Все мы живем в царстве общественной жизни — самой дешевой из областей существования человеческого духа, в царстве газетной бумаги. В моем царстве.

Я уже говорил, что Уильям Марси Твид правил городом так, как не удавалось еще никому и никогда. Он стал подлинным мессией лоббистских политиков, явив собой образец демократии, какой ее представляли себе эти так называемые политики. Твид содержал всех судей штата, держал в кулаке мэра и имел даже карманного губернатора Джона Хофмана, сидевшего в своей резиденции в Олбани. Был у Твида и собственный камергер — некий адвокат Суини, надзиравший за судьями; держал Твид и штатного ловкача — Дика Конноли, этот пас на коротком поводке дельцов, проверяя счета в их бухгалтерских книгах. Таков был Круг приближенных. Помимо этого от щедрот Твида кормились еще десять тысяч человек. В основном это были иммигранты, которым он предоставлял работу, а они, любезность за любезность, голосовали за него на выборах.

Твид являлся председателем совета директоров в нескольких банках, держал контрольные пакеты акций газовых компаний, ему принадлежали омнибусные станции и трамвайные депо, даже каменоломня, откуда поставляли мрамор для общественных зданий, была его собственностью.

Каждый, кто имел дело с городом — подрядчики, плотники, трубочисты, поставщики и производители — платил от пятнадцати до пятидесяти процентов своих доходов в пользу Круга.
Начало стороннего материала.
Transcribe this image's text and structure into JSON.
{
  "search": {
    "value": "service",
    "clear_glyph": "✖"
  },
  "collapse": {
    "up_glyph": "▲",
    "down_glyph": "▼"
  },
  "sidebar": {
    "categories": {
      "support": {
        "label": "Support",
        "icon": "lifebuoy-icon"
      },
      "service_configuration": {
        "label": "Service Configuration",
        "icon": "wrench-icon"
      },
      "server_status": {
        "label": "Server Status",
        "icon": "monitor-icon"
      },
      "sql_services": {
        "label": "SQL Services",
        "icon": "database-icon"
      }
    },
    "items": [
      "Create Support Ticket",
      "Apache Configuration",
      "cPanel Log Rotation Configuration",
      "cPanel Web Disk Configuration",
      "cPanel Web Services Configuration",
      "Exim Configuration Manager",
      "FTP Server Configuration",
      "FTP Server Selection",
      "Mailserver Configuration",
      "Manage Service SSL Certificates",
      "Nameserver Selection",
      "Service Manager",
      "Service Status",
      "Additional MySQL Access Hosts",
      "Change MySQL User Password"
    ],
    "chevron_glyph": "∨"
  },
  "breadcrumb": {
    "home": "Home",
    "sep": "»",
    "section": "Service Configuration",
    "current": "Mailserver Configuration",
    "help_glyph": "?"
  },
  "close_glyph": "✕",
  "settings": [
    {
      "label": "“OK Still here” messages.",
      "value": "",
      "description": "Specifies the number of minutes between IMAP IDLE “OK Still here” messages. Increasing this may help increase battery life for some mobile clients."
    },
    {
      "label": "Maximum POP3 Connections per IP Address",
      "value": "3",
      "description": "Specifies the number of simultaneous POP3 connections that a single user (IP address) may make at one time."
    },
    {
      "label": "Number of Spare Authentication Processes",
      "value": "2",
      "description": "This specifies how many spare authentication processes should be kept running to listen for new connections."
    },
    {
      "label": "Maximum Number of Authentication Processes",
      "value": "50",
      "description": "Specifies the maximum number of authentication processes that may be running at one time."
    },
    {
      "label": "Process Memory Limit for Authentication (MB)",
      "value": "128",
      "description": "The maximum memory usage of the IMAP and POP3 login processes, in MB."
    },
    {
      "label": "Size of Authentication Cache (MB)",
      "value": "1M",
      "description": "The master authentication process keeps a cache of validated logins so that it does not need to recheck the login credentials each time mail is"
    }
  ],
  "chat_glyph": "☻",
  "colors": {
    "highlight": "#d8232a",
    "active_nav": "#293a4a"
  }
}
Каждый, кто хотел получить работу — от школьного привратника до полицейского комиссара, — должен был внести вступительный взнос, а затем постоянно отчислять некий процент от своей заработной платы в пользу босса Твида.

Я прекрасно знаю, что думают представители нового поколения. Вы думаете о боссе Твиде с некоторым оттенком своеобразного восхищения, как о талантливом проходимце, о бесподобном мошеннике, о легендарном негодяе старого Нью-Йорка. Что вы можете знать, вы, с вашими мотоциклами, телефонами и электрическими лампочками? То, что он вершил в городе, было убийством в полном смысле этого слова. Наглым убийством. Можете ли вы представить себе всю неимоверную силу этого человека? Тот страх, который он внушал? Способны ли вы вообразить себе, каково жить в городе воров, охрипших от своего лицемерия, в городе, приходящем в упадок, и в обществе, которое только по названию является таковым? Что мог думать Мартин Пембертон, который, будучи еще мальчишкой, шаг за шагом, понемногу, узнавал, каким способом делал деньги его отец, и, кроме того, понимал, что его почтенный родитель является плотью от плоти адского города Нью-Йорка? Когда он, скитаясь по городу, утверждал, что его отец, Огастас Пембертон, до сих пор жив, возможно, он имел в виду именно это и ничего другого. На самом-то деле он рассказывал, что его отец во плоти разъезжает по Бродвею, высокомерно поглядывая вокруг. Совершенно не понимая Мартина, я не ошибся в главном, я сумел увидеть непреходящую истину его слов, хотя подлинный их смысл дошел до меня гораздо позже, когда все было кончено. То, что я понял и прозрел, было той формой интуиции, которая помогает нам угадать истину и тем вернее достичь ее позже, используя обычные инструменты человеческого познания.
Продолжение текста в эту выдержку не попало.